Anggota Bawaslu Banten Ali Faisal mengatakan, Bawaslu Banten juga menilai kegiatan reses Anggota DPRD rawan disalahgunakan untuk berkampanye.

“Kami mendapat informasi para anggota dewan akan melaksanakan reses berdekatan dengan hari pemilihan. Karena reses itu merupakan tupoksinya anggota dewan dan menggunakan anggaran negara, maka dilarang ada kegiatan kampanye dalam agenda itu,” katanya.

Menurut Ali, Bawaslu akan mengirimkan surat kepada Sekretariat DPRD Banten sebagai upaya pencegahan agar reses tidak dijadikan sarana kampanye para petahana legislator.
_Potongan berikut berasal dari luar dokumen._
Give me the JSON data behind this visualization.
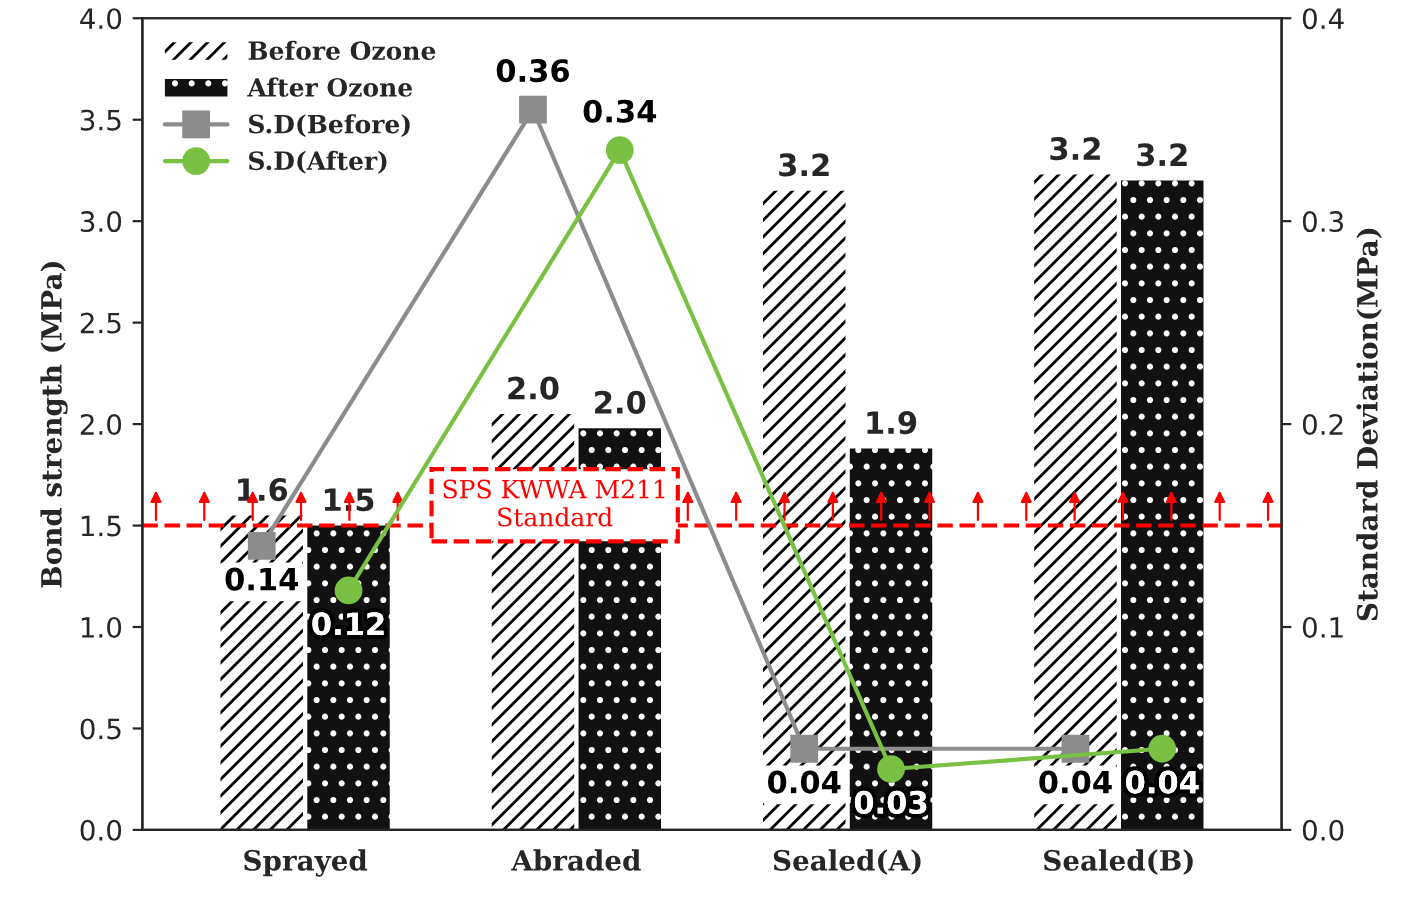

Bawaslu juga akan meminta jadwal reses tersebut supaya bisa melakukan pengawasan secara melekat di lapangan.

“Kampanye dilarang menggunakan fasilitas negara, termasuk pada masa reses. Reses kan kegiatan anggota dewan untuk menjaring aspirasi sebagaimana kapasitasnya sebagai anggota dewan, bukan sebagai caleg. Maka, ini jadi early warning buat mereka bahwa dilarang memanfaatkan reses sambil kampanye,” ucap Ali.

Direkomendasikan ke KASNĀ 

Dari Pandeglang dilaporkan, sejumlah pejabat di lingkungan Pemerintah Kabupaten (Pemkab) Pandeglang diduga tidak netral dalam perhelatan Pemilu 2019. Selain direkomendasikan untuk dilakukan pembinaan, seorang di antaranya bahkan direkomendasikan ke Komisi Aparatur Sipil Negara (KASN).
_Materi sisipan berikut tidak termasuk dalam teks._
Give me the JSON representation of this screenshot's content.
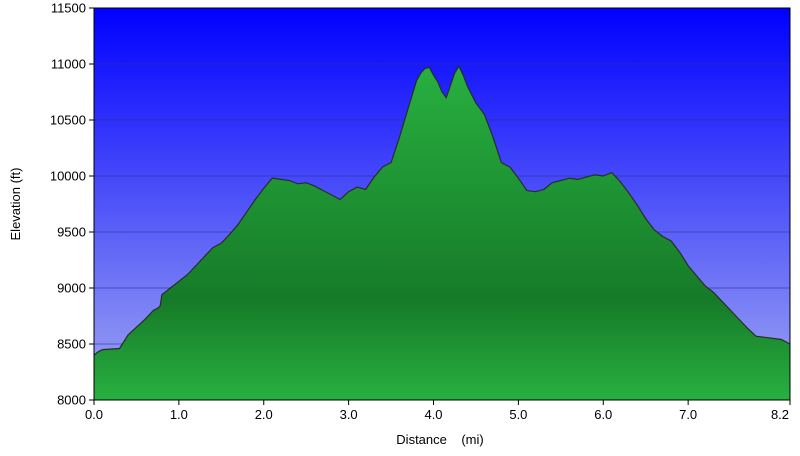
{
  "chart_data": {
    "type": "area",
    "xlabel": "Distance    (mi)",
    "ylabel": "Elevation (ft)",
    "xlim": [
      0,
      8.2
    ],
    "ylim": [
      8000,
      11500
    ],
    "x_ticks": [
      "0.0",
      "1.0",
      "2.0",
      "3.0",
      "4.0",
      "5.0",
      "6.0",
      "7.0",
      "8.2"
    ],
    "x_tick_values": [
      0,
      1,
      2,
      3,
      4,
      5,
      6,
      7,
      8.2
    ],
    "y_ticks": [
      "8000",
      "8500",
      "9000",
      "9500",
      "10000",
      "10500",
      "11000",
      "11500"
    ],
    "y_tick_values": [
      8000,
      8500,
      9000,
      9500,
      10000,
      10500,
      11000,
      11500
    ],
    "grid": true,
    "colors": {
      "sky_top": "#0000ff",
      "sky_bottom": "#a0a8f2",
      "fill_light": "#28b040",
      "fill_dark": "#167a28",
      "outline": "#2b2b2b"
    },
    "series": [
      {
        "x": [
          0.0,
          0.05,
          0.1,
          0.3,
          0.4,
          0.5,
          0.6,
          0.7,
          0.75,
          0.78,
          0.8,
          0.9,
          1.0,
          1.1,
          1.2,
          1.3,
          1.4,
          1.5,
          1.6,
          1.7,
          1.8,
          1.9,
          2.0,
          2.1,
          2.2,
          2.3,
          2.4,
          2.5,
          2.6,
          2.7,
          2.8,
          2.9,
          3.0,
          3.1,
          3.2,
          3.3,
          3.4,
          3.5,
          3.6,
          3.7,
          3.8,
          3.85,
          3.9,
          3.95,
          4.0,
          4.05,
          4.1,
          4.15,
          4.2,
          4.25,
          4.3,
          4.35,
          4.4,
          4.5,
          4.6,
          4.7,
          4.8,
          4.9,
          5.0,
          5.1,
          5.2,
          5.3,
          5.4,
          5.5,
          5.6,
          5.7,
          5.8,
          5.9,
          6.0,
          6.1,
          6.2,
          6.3,
          6.4,
          6.5,
          6.6,
          6.7,
          6.8,
          6.9,
          7.0,
          7.1,
          7.2,
          7.3,
          7.4,
          7.5,
          7.6,
          7.7,
          7.8,
          7.9,
          8.0,
          8.1,
          8.2
        ],
        "y": [
          8400,
          8430,
          8450,
          8460,
          8580,
          8650,
          8720,
          8800,
          8820,
          8840,
          8940,
          9000,
          9060,
          9120,
          9200,
          9280,
          9360,
          9400,
          9480,
          9570,
          9680,
          9790,
          9890,
          9980,
          9970,
          9960,
          9930,
          9940,
          9910,
          9870,
          9830,
          9790,
          9860,
          9900,
          9880,
          9990,
          10080,
          10120,
          10350,
          10600,
          10850,
          10920,
          10960,
          10970,
          10900,
          10840,
          10750,
          10700,
          10810,
          10920,
          10980,
          10900,
          10800,
          10650,
          10550,
          10350,
          10120,
          10080,
          9980,
          9870,
          9860,
          9880,
          9940,
          9960,
          9980,
          9970,
          9990,
          10010,
          10000,
          10030,
          9950,
          9850,
          9740,
          9620,
          9520,
          9460,
          9420,
          9320,
          9200,
          9110,
          9020,
          8960,
          8880,
          8800,
          8720,
          8640,
          8570,
          8560,
          8550,
          8540,
          8500
        ]
      }
    ]
  }
}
Ketua Badan Pengawas Pemilu (Bawaslu) Kabupaten Pandeglang Ade Mulyadi mengatakan, hasil kajian dan pleno yang sudah dilakukan memutuskan belasan pejabat diduga tidak netral.

“Memang kami sudah putuskan pleno di Bawaslu Pandeglang, terkait dengan laporan dan temuan perihal dugaan adanya ketidaknetralan ASN. Kami merekomendasikan kepada pejabat pembina kepegawaian dan ke KASN,” ujar Ketua Bawaslu Pandeglang Ade Mulyadi, Ahad (24/2/2019).

Menurut dia, belasan pejabat yang direkomendasikan itu di antaranya Kepala Dinas Pendidikan dan Kebudayaan (Disdikbud), Kepala Badan Kesatuan Bangsa dan Politik (Kesbangpol), camat, Ketua Koorwil Disdikbud, dan Kepala Puskesmas dari tiga kecamatan, yaitu Cigeulis, Cimanggu, dan Cibaliung.

“Mereka direkomendasikan untuk ditindak oleh pejabat pembina kepegawaian. Sedangkan seorang pejabat yang diteruskan ke KASN, yakni Camat Munjul,” tuturnya.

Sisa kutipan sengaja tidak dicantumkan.